Automatic detection and classification of seismo-volcanic signals of La Soufrière was performed by using an architecture based on supervised learning, available at github.com/malfante/AAA. Seismic waveforms are transformed into a large set of features (34 features for each representation domain) computed from three representation domain of the signal (time, frequency, quefrency). The resulting vectors of features are then used for modeling. We are using the Random Forest Classifier algorithm from the scikit-learn library.
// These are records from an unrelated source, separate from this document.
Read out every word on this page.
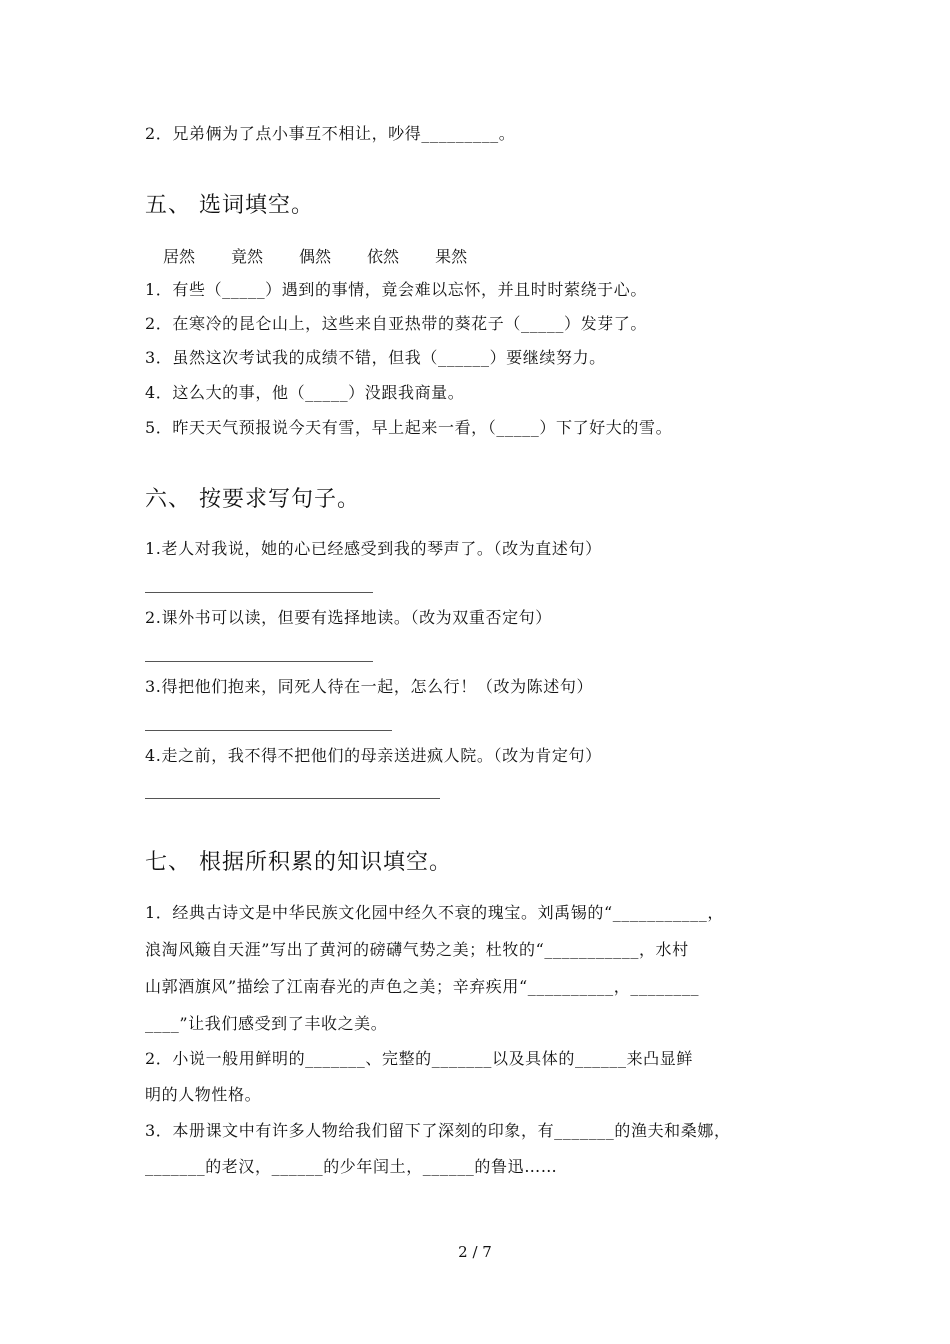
2．兄弟俩为了点小事互不相让，吵得_________。
五、 选词填空。
居然 竟然 偶然 依然 果然
1．有些（_____）遇到的事情，竟会难以忘怀，并且时时萦绕于心。
2．在寒冷的昆仑山上，这些来自亚热带的葵花子（_____）发芽了。
3．虽然这次考试我的成绩不错，但我（______）要继续努力。
4．这么大的事，他（_____）没跟我商量。
5．昨天天气预报说今天有雪，早上起来一看，（_____）下了好大的雪。
六、 按要求写句子。
1.老人对我说，她的心已经感受到我的琴声了。（改为直述句）
2.课外书可以读，但要有选择地读。（改为双重否定句）
3.得把他们抱来，同死人待在一起，怎么行！（改为陈述句）
4.走之前，我不得不把他们的母亲送进疯人院。（改为肯定句）
七、 根据所积累的知识填空。
1．经典古诗文是中华民族文化园中经久不衰的瑰宝。刘禹锡的“___________，
浪淘风簸自天涯”写出了黄河的磅礴气势之美；杜牧的“___________，水村
山郭酒旗风”描绘了江南春光的声色之美；辛弃疾用“__________，________
____”让我们感受到了丰收之美。
2．小说一般用鲜明的_______、完整的_______以及具体的______来凸显鲜
明的人物性格。
3．本册课文中有许多人物给我们留下了深刻的印象，有_______的渔夫和桑娜，
_______的老汉，______的少年闰土，______的鲁迅……
2 / 7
At first, we trained the model with the dataset given by the OVSG consisting of 845 available labeled events (542 VT, 217 nested and 86 LP) recorded in the period 2013-2018. We obtained an average classification rate of 72%. We determined that the VT class includes a variety of signals covering the LP, Nested and VT classes. After reviewing in detail waveforms and spectral characteristics of the signals belonging to the 3 classes we decided to introduce 2 new classes, Hybrid events and also a monochromatic class (so-called Tornillo) of LP signals, thus matching the full description of signals provided in Moretti et al. (2020).
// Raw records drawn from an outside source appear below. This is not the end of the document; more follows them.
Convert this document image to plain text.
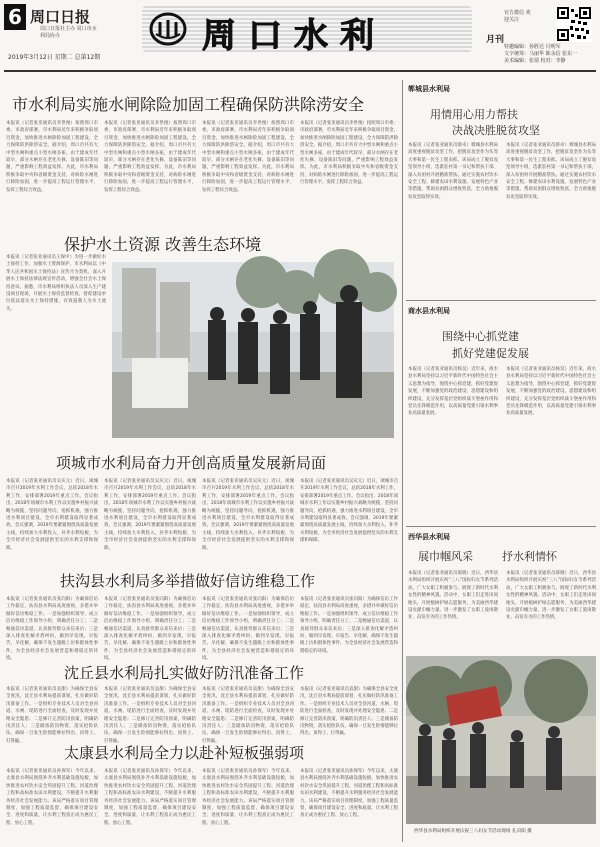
6 周口日报
周口日报社主办 周口市水利局协办
2019年3月12日 星期二 总第12期
周口水利	月刊
官方微信 欢迎关注
特邀编辑：孙胜达 闫明军
文字统筹：马丽华 陈永信 张东一
美术编辑：张倩 校对：李静
市水利局实施水闸除险加固工程确保防洪除涝安全
本报讯（记者张亚通讯员李世俊）按照周口市委、市政府部署，市水利局近年来积极争取项目资金，加快推进水闸除险加固工程建设，全力保障防洪除涝安全。据介绍，周口市共有大中型水闸和重点小型水闸多座，由于建成年代较早，部分水闸存在老化失修、设备陈旧等问题，严重影响工程效益发挥。为此，市水利局积极争取中央和省级资金支持，对病险水闸进行除险加固，进一步提高工程运行管理水平，发挥工程综合效益。
本报讯（记者张亚通讯员李世俊）按照周口市委、市政府部署，市水利局近年来积极争取项目资金，加快推进水闸除险加固工程建设，全力保障防洪除涝安全。据介绍，周口市共有大中型水闸和重点小型水闸多座，由于建成年代较早，部分水闸存在老化失修、设备陈旧等问题，严重影响工程效益发挥。为此，市水利局积极争取中央和省级资金支持，对病险水闸进行除险加固，进一步提高工程运行管理水平，发挥工程综合效益。
本报讯（记者张亚通讯员李世俊）按照周口市委、市政府部署，市水利局近年来积极争取项目资金，加快推进水闸除险加固工程建设，全力保障防洪除涝安全。据介绍，周口市共有大中型水闸和重点小型水闸多座，由于建成年代较早，部分水闸存在老化失修、设备陈旧等问题，严重影响工程效益发挥。为此，市水利局积极争取中央和省级资金支持，对病险水闸进行除险加固，进一步提高工程运行管理水平，发挥工程综合效益。
本报讯（记者张亚通讯员李世俊）按照周口市委、市政府部署，市水利局近年来积极争取项目资金，加快推进水闸除险加固工程建设，全力保障防洪除涝安全。据介绍，周口市共有大中型水闸和重点小型水闸多座，由于建成年代较早，部分水闸存在老化失修、设备陈旧等问题，严重影响工程效益发挥。为此，市水利局积极争取中央和省级资金支持，对病险水闸进行除险加固，进一步提高工程运行管理水平，发挥工程综合效益。
保护水土资源 改善生态环境
本报讯（记者张亚通讯员王保中）为进一步做好水土保持工作，加强水土资源保护，市水利局以《中华人民共和国水土保持法》宣传月为契机，深入开展水土保持法律法规宣传活动，增强全社会水土保持意识。据悉，市水利局组织执法人员深入生产建设项目现场，开展水土保持监督检查，督促建设单位依法落实水土保持措施，有效遏制人为水土流失。
项城市水利局奋力开创高质量发展新局面
本报讯（记者张亚通讯员吴庆元）近日，项城市召开2019年水利工作会议，总结2018年水利工作，安排部署2019年重点工作。会议指出，2018年项城市水利工作以实施乡村振兴战略为统揽，坚持问题导向，抢抓机遇，强力推进水利项目建设，全市水利建设取得显著成效。会议强调，2019年要紧紧围绕高质量发展主线，持续加大水利投入，补齐水利短板，为全市经济社会发展提供坚实的水利支撑和保障。
本报讯（记者张亚通讯员吴庆元）近日，项城市召开2019年水利工作会议，总结2018年水利工作，安排部署2019年重点工作。会议指出，2018年项城市水利工作以实施乡村振兴战略为统揽，坚持问题导向，抢抓机遇，强力推进水利项目建设，全市水利建设取得显著成效。会议强调，2019年要紧紧围绕高质量发展主线，持续加大水利投入，补齐水利短板，为全市经济社会发展提供坚实的水利支撑和保障。
本报讯（记者张亚通讯员吴庆元）近日，项城市召开2019年水利工作会议，总结2018年水利工作，安排部署2019年重点工作。会议指出，2018年项城市水利工作以实施乡村振兴战略为统揽，坚持问题导向，抢抓机遇，强力推进水利项目建设，全市水利建设取得显著成效。会议强调，2019年要紧紧围绕高质量发展主线，持续加大水利投入，补齐水利短板，为全市经济社会发展提供坚实的水利支撑和保障。
本报讯（记者张亚通讯员吴庆元）近日，项城市召开2019年水利工作会议，总结2018年水利工作，安排部署2019年重点工作。会议指出，2018年项城市水利工作以实施乡村振兴战略为统揽，坚持问题导向，抢抓机遇，强力推进水利项目建设，全市水利建设取得显著成效。会议强调，2019年要紧紧围绕高质量发展主线，持续加大水利投入，补齐水利短板，为全市经济社会发展提供坚实的水利支撑和保障。
扶沟县水利局多举措做好信访维稳工作
本报讯（记者张亚通讯员张向阳）为确保信访工作稳定，扶沟县水利局高度重视，多措并举做好信访维稳工作。一是加强组织领导，成立信访维稳工作领导小组，明确责任分工；二是畅通信访渠道，认真接待群众来信来访；三是深入排查化解矛盾纠纷，做到早发现、早报告、早化解，确保不发生越级上访和群体性事件，为全县经济社会发展营造和谐稳定的环境。
本报讯（记者张亚通讯员张向阳）为确保信访工作稳定，扶沟县水利局高度重视，多措并举做好信访维稳工作。一是加强组织领导，成立信访维稳工作领导小组，明确责任分工；二是畅通信访渠道，认真接待群众来信来访；三是深入排查化解矛盾纠纷，做到早发现、早报告、早化解，确保不发生越级上访和群体性事件，为全县经济社会发展营造和谐稳定的环境。
本报讯（记者张亚通讯员张向阳）为确保信访工作稳定，扶沟县水利局高度重视，多措并举做好信访维稳工作。一是加强组织领导，成立信访维稳工作领导小组，明确责任分工；二是畅通信访渠道，认真接待群众来信来访；三是深入排查化解矛盾纠纷，做到早发现、早报告、早化解，确保不发生越级上访和群体性事件，为全县经济社会发展营造和谐稳定的环境。
本报讯（记者张亚通讯员张向阳）为确保信访工作稳定，扶沟县水利局高度重视，多措并举做好信访维稳工作。一是加强组织领导，成立信访维稳工作领导小组，明确责任分工；二是畅通信访渠道，认真接待群众来信来访；三是深入排查化解矛盾纠纷，做到早发现、早报告、早化解，确保不发生越级上访和群体性事件，为全县经济社会发展营造和谐稳定的环境。
沈丘县水利局扎实做好防汛准备工作
本报讯（记者张亚通讯员袁甜）为确保全县安全度汛，沈丘县水利局提前谋划，扎实做好防汛准备工作。一是组织专业技术人员对全县河道、水闸、堤防进行全面检查，及时发现并处理安全隐患；二是修订完善防汛预案，明确防汛责任人；三是储备防汛物资，落实抢险队伍，确保一旦发生险情能够拉得出、顶得上、打得赢。
本报讯（记者张亚通讯员袁甜）为确保全县安全度汛，沈丘县水利局提前谋划，扎实做好防汛准备工作。一是组织专业技术人员对全县河道、水闸、堤防进行全面检查，及时发现并处理安全隐患；二是修订完善防汛预案，明确防汛责任人；三是储备防汛物资，落实抢险队伍，确保一旦发生险情能够拉得出、顶得上、打得赢。
本报讯（记者张亚通讯员袁甜）为确保全县安全度汛，沈丘县水利局提前谋划，扎实做好防汛准备工作。一是组织专业技术人员对全县河道、水闸、堤防进行全面检查，及时发现并处理安全隐患；二是修订完善防汛预案，明确防汛责任人；三是储备防汛物资，落实抢险队伍，确保一旦发生险情能够拉得出、顶得上、打得赢。
本报讯（记者张亚通讯员袁甜）为确保全县安全度汛，沈丘县水利局提前谋划，扎实做好防汛准备工作。一是组织专业技术人员对全县河道、水闸、堤防进行全面检查，及时发现并处理安全隐患；二是修订完善防汛预案，明确防汛责任人；三是储备防汛物资，落实抢险队伍，确保一旦发生险情能够拉得出、顶得上、打得赢。
太康县水利局全力以赴补短板强弱项
本报讯（记者张亚通讯员孙保军）今年以来，太康县水利局围绕补齐水利基础设施短板，加快推进农村饮水安全巩固提升工程、河道治理工程和高标准农田水利建设，不断提升水利服务经济社会发展能力。该局严格落实项目管理制度，加强工程质量监督，确保项目建设安全、进度和质量，让水利工程真正成为惠民工程、放心工程。
本报讯（记者张亚通讯员孙保军）今年以来，太康县水利局围绕补齐水利基础设施短板，加快推进农村饮水安全巩固提升工程、河道治理工程和高标准农田水利建设，不断提升水利服务经济社会发展能力。该局严格落实项目管理制度，加强工程质量监督，确保项目建设安全、进度和质量，让水利工程真正成为惠民工程、放心工程。
本报讯（记者张亚通讯员孙保军）今年以来，太康县水利局围绕补齐水利基础设施短板，加快推进农村饮水安全巩固提升工程、河道治理工程和高标准农田水利建设，不断提升水利服务经济社会发展能力。该局严格落实项目管理制度，加强工程质量监督，确保项目建设安全、进度和质量，让水利工程真正成为惠民工程、放心工程。
本报讯（记者张亚通讯员孙保军）今年以来，太康县水利局围绕补齐水利基础设施短板，加快推进农村饮水安全巩固提升工程、河道治理工程和高标准农田水利建设，不断提升水利服务经济社会发展能力。该局严格落实项目管理制度，加强工程质量监督，确保项目建设安全、进度和质量，让水利工程真正成为惠民工程、放心工程。
郸城县水利局
用情用心用力帮扶
决战决胜脱贫攻坚
本报讯（记者张亚通讯员蔡卓）郸城县水利局高度重视脱贫攻坚工作，把脱贫攻坚作为头等大事和第一民生工程来抓。该局成立了脱贫攻坚领导小组，选派驻村第一书记和帮扶干部，深入贫困村开展精准帮扶。通过实施农村饮水安全工程、修建农田水利设施、发展特色产业等措施，帮助贫困群众增收致富，全力助推脱贫攻坚取得实效。
本报讯（记者张亚通讯员蔡卓）郸城县水利局高度重视脱贫攻坚工作，把脱贫攻坚作为头等大事和第一民生工程来抓。该局成立了脱贫攻坚领导小组，选派驻村第一书记和帮扶干部，深入贫困村开展精准帮扶。通过实施农村饮水安全工程、修建农田水利设施、发展特色产业等措施，帮助贫困群众增收致富，全力助推脱贫攻坚取得实效。
商水县水利局
围绕中心抓党建
抓好党建促发展
本报讯（记者张亚通讯员杨昊）近年来，商水县水利局坚持以习近平新时代中国特色社会主义思想为指导，围绕中心抓党建，抓好党建促发展，不断加强党的政治建设、思想建设和组织建设，充分发挥基层党组织战斗堡垒作用和党员先锋模范作用，以高质量党建引领水利事业高质量发展。
本报讯（记者张亚通讯员杨昊）近年来，商水县水利局坚持以习近平新时代中国特色社会主义思想为指导，围绕中心抓党建，抓好党建促发展，不断加强党的政治建设、思想建设和组织建设，充分发挥基层党组织战斗堡垒作用和党员先锋模范作用，以高质量党建引领水利事业高质量发展。
西华县水利局
展巾帼风采	抒水利情怀
本报讯（记者张亚通讯员郝晓）近日，西华县水利局组织开展庆祝“三八”国际妇女节系列活动，广大女职工积极参与，展现了新时代水利女性的精神风貌。活动中，女职工们走进田间地头，开展植树护绿志愿服务，为美丽西华建设贡献巾帼力量，进一步激发了女职工爱岗敬业、奋发有为的工作热情。
本报讯（记者张亚通讯员郝晓）近日，西华县水利局组织开展庆祝“三八”国际妇女节系列活动，广大女职工积极参与，展现了新时代水利女性的精神风貌。活动中，女职工们走进田间地头，开展植树护绿志愿服务，为美丽西华建设贡献巾帼力量，进一步激发了女职工爱岗敬业、奋发有为的工作热情。
西华县水利局组织开展庆祝三八妇女节活动现场 孔向阳 摄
Then, using the new information, a new model was trained with 5 new classes. We obtained a much better classification average rate of 84%. The classification is excellent for Nested events (93% of recall and precision) and Tornillo events (93% of recall and precision). The classification of VT events (90% recall, 89% precision) and LP events (86% recall, 82% precision) were also very good. The most difficult class to recognize is the Hybrid class (64% recall, 69% precision). Hybrid events are often mixed with VT and LP events. This may be explained by the nature of this class and the physical process that includes both a fracturing and a resonating component with different modal frequencies.
Moreover, by using a supervised machine learning model to distinguish the events from the background noise, we were able to detect three times more events as the observatory with an STA / LTA method.
Machine learning is a powerful tool to handle large datasets. We were able to improve the classification, correct some misclassification and detect more events.